Side by side, they rode beneath storm-laden clouds, up the great drive to the peregrine-flanked gates.
Beneath the stone escutcheon bearing the Franchot arms, those gates stood open.
“Odd,” Struan said.
Calum drew up the bay hack, twisted in his saddle and searched for the gatekeeper. The door to his quarters also stood open. “Probably means nothing.” He looked at Struan again. Unspoken was the thought that they did not know what awaited them at Franchot Castle.
“Pippa will not have told him,” Struan said.
“No.”
“We will hold to the tale that you rode out to meet me and I’d had difficulty on my travels from Dorset.”
Calum knew how Struan detested falsehood. “Thank you,” he told him. “I cannot give her up, Struan. I cannot.”
“And I must make certain all goes well for Ella and Max.

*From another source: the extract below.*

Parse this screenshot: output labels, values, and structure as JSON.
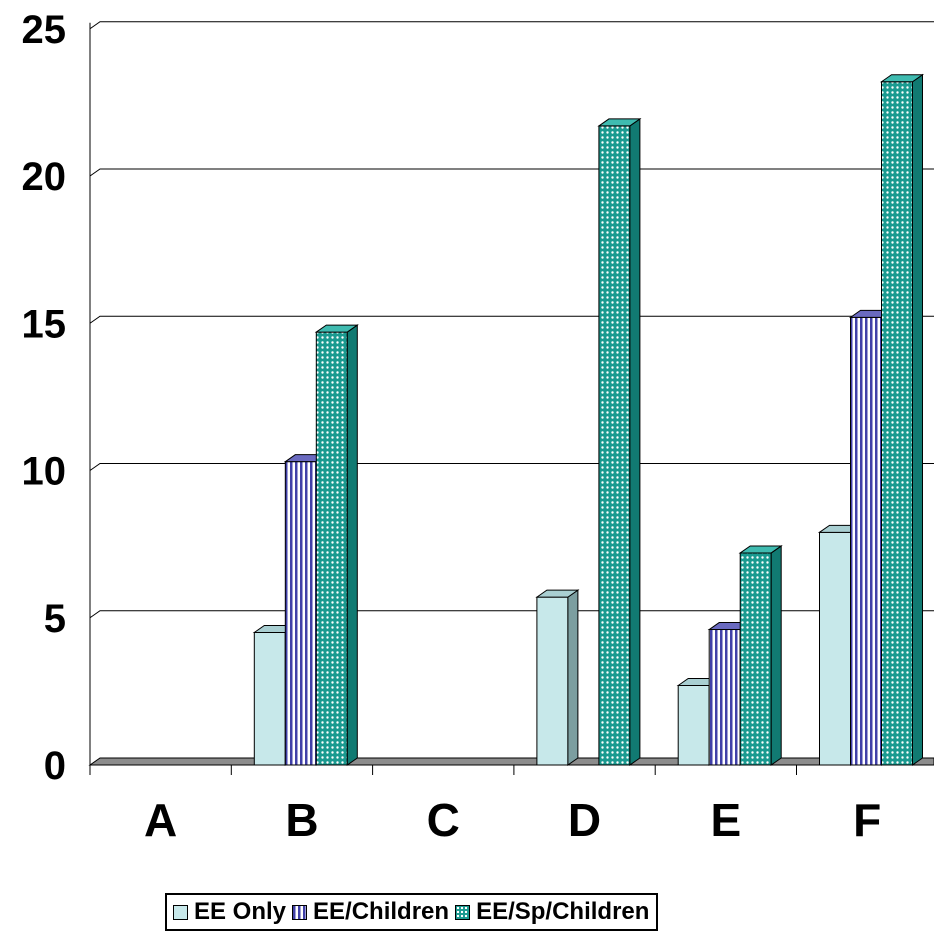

So we both have reasons to return.” Struan urged his mount onward.
Calum fell in with his friend. “Franchot is innocent in whatever plot took place here.”
“He is a bad man.”
“Yes, but he is guilty of no crime against me other than having been used.”
“So”—Struan looked sideways, and in the gray, early morning light, his lean face was starkly somber—“you have decided to leave him with everything you believe is yours?”
The day and two nights since Calum had left this place had been the longest in his life, and they had taught him a great deal. He said, “Everything but Pippa.”
Struan smiled. “I do believe you shall have her. What woman could resist a man prepared to give up his claim to so much in exchange for her hand?”
Calum faced the castle.
“If
I can persuade her to believe I want only her. And if she does want me.”
They broke from the avenue of trees to the rise before the great entrance.
Struan pulled up once more and wheeled. “Who is that?” He referred to a figure dashing down wide steps from open double doors. “All is not well here.”